As budding cannabis advocates and CBD connoisseurs, it’s vital to know the history behind the vernacular and what the weight of the word “marijuana” carries.
In today’s post, we’ll venture into the history of how the word “marijuana” came to be and how it starkly contrasts what cannabis is. Words matter and words are power so it’s important to know the difference between cannabis and marijuana.
At Healing Power of Hemp, education is a crucial component to CBD exploration and to get the whole picture of where we’re at now, we have to go back and look at history. Join us in a little more of cannabis history!
Before we dive into all you’ve ever wanted to know about CBD, let’s touch on some cannabis vernacular.
Why not use the word marijuana?
While marijuana is still a widely used term in the cannabis culture, it comes with much weight. Because much of its history is steeped in propaganda that demonizes this plant, the industry is trying to rewrite the narrative of cannabis, thus transitioning away from the word marijuana.
Marijuana wasn’t even a word prior to 1910 and cannabis was being used in reference to medicines. As Mexican immigrants came to the US to seek refuge from the Civil War in Mexico, smoking cannabis entered mainstream America for the first time.
It was around 1913 when the first bill was passed criminalizing cannabis in California and the onslaught just got grimmer from there. The propaganda film Reefer Madness was released and was a major player in cannabis prohibition in the 1930s.
Among the key figures was Harry Anslinger, who was hired as the first director of the newly created Federal Bureau of Narcotics in 1930 and alongside him his active campaign against cannabis.

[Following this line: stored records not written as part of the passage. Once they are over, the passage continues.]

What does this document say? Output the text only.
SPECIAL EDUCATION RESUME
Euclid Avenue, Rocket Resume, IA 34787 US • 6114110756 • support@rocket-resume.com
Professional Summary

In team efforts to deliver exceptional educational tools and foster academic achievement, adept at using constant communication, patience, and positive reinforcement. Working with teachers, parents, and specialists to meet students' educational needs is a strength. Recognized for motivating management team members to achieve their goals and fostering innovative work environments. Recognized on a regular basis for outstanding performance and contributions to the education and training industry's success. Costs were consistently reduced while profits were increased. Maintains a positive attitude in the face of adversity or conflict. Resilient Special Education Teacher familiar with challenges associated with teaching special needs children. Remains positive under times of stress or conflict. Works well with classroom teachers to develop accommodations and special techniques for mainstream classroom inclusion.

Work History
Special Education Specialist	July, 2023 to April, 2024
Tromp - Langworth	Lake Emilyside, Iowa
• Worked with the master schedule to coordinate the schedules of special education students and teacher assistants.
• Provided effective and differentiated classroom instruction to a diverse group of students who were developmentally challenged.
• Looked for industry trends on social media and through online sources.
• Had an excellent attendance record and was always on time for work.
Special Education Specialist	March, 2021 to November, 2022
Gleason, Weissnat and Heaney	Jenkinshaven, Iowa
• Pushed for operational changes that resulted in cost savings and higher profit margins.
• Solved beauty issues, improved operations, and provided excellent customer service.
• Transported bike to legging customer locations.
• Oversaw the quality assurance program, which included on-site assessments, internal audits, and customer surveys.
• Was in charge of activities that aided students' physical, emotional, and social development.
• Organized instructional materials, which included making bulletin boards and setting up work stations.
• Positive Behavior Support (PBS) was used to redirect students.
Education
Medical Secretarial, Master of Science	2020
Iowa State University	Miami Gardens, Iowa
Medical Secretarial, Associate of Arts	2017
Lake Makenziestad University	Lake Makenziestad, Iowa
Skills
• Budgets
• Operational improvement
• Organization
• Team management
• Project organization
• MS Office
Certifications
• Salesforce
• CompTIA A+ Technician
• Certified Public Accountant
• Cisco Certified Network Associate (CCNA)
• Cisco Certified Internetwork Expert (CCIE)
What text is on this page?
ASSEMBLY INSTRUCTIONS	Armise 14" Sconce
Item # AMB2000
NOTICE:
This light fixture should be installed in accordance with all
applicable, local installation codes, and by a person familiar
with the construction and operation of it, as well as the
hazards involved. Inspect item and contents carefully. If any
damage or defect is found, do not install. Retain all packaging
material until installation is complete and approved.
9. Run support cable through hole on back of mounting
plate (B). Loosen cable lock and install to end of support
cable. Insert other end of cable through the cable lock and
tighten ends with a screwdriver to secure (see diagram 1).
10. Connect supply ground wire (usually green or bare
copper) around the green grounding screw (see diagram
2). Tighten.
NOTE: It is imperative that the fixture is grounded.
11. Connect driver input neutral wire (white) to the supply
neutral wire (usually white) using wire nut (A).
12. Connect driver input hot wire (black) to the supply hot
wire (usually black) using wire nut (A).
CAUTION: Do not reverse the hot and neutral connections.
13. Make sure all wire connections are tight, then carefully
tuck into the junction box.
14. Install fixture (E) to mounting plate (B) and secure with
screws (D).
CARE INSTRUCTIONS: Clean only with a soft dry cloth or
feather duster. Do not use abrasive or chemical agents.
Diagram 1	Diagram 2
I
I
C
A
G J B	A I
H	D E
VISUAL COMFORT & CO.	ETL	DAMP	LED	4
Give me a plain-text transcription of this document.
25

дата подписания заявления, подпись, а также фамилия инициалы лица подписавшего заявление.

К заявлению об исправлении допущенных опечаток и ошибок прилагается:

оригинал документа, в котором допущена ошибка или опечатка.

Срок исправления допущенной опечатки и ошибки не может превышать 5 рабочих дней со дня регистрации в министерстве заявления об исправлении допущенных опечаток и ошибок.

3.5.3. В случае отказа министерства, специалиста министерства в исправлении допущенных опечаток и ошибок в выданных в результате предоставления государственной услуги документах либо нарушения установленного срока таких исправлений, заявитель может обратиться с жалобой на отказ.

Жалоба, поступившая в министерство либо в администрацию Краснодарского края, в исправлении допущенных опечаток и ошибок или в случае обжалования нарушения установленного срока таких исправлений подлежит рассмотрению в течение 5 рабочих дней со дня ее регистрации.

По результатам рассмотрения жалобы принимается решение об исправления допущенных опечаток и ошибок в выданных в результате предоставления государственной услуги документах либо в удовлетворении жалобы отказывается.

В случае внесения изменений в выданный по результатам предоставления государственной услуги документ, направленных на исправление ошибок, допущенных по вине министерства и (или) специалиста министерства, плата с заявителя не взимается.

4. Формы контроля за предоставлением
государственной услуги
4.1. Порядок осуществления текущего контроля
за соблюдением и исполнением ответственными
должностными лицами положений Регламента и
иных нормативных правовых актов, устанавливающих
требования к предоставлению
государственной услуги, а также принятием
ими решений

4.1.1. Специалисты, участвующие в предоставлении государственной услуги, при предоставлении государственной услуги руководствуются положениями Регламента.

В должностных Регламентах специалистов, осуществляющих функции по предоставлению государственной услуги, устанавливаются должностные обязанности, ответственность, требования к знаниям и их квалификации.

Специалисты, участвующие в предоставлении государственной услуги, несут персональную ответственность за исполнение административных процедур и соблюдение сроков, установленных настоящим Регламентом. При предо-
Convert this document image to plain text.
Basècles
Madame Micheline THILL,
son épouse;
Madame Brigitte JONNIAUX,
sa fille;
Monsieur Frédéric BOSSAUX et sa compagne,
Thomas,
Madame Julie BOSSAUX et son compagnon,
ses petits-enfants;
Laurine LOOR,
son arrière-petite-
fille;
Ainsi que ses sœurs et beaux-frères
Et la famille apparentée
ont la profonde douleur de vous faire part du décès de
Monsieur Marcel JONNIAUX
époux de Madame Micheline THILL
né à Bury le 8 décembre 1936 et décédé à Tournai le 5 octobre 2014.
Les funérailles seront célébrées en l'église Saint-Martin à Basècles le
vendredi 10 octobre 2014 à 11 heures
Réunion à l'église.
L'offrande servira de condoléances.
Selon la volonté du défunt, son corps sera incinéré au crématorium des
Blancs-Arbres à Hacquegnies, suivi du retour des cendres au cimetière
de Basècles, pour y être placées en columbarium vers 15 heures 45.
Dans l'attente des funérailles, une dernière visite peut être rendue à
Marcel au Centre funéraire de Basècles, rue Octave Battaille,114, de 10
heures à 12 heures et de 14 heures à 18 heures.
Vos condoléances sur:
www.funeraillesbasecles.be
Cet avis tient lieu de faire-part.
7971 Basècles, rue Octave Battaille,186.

Anslinger would go on to testify before Congress that “Marijuana is the most violence-causing drug in the history of mankind.” He also likened that satanic jazz music and swing dancing was a result of marijuana usage.
As a result of Anslinger’s efforts, marijuana became an American household name via the government — cannabis no longer held its weight in its healing properties and it was removed from a variety of common medicines from that point on.
1937 further criminalized cannabis with the inception of the Marihuana Tax Act of 1937, which concluded an all-out prohibition of cannabis in the US. The thought was if they taxed anyone one dollar to anyone who sold or grew the plant, this would halt cannabis use altogether. To enforce the tax even further, any violations would result in imprisonment and/or a fine of up to $2,000.
So, the reason marijuana holds such a burden in the industry is how it turned the cannabis plant from a healing medicinal plant to a widely demonized drug by the US government. Still today, there are many stigmas and stereotypes surrounding cannabis which is why is vital, more than ever, to change and rewrite the narrative.
The Future of Cannabis
Now that we’ve explored how cannabis was completely transformed from a household medicine in different syrups and concoctions to a drug called marijuana, seemingly produced by the devil that turns people crazy and violent.
Thankfully, there have been many cannabis pioneers that have sought to change what the government has worked so hard to ruin, that we now have cannabis medicine reemerging, legally, in CBD products.
So, now you know, cannabis is a much-preferred word to use in the industry! We’re changing the vernacular and the cannabis narrative one day at a time!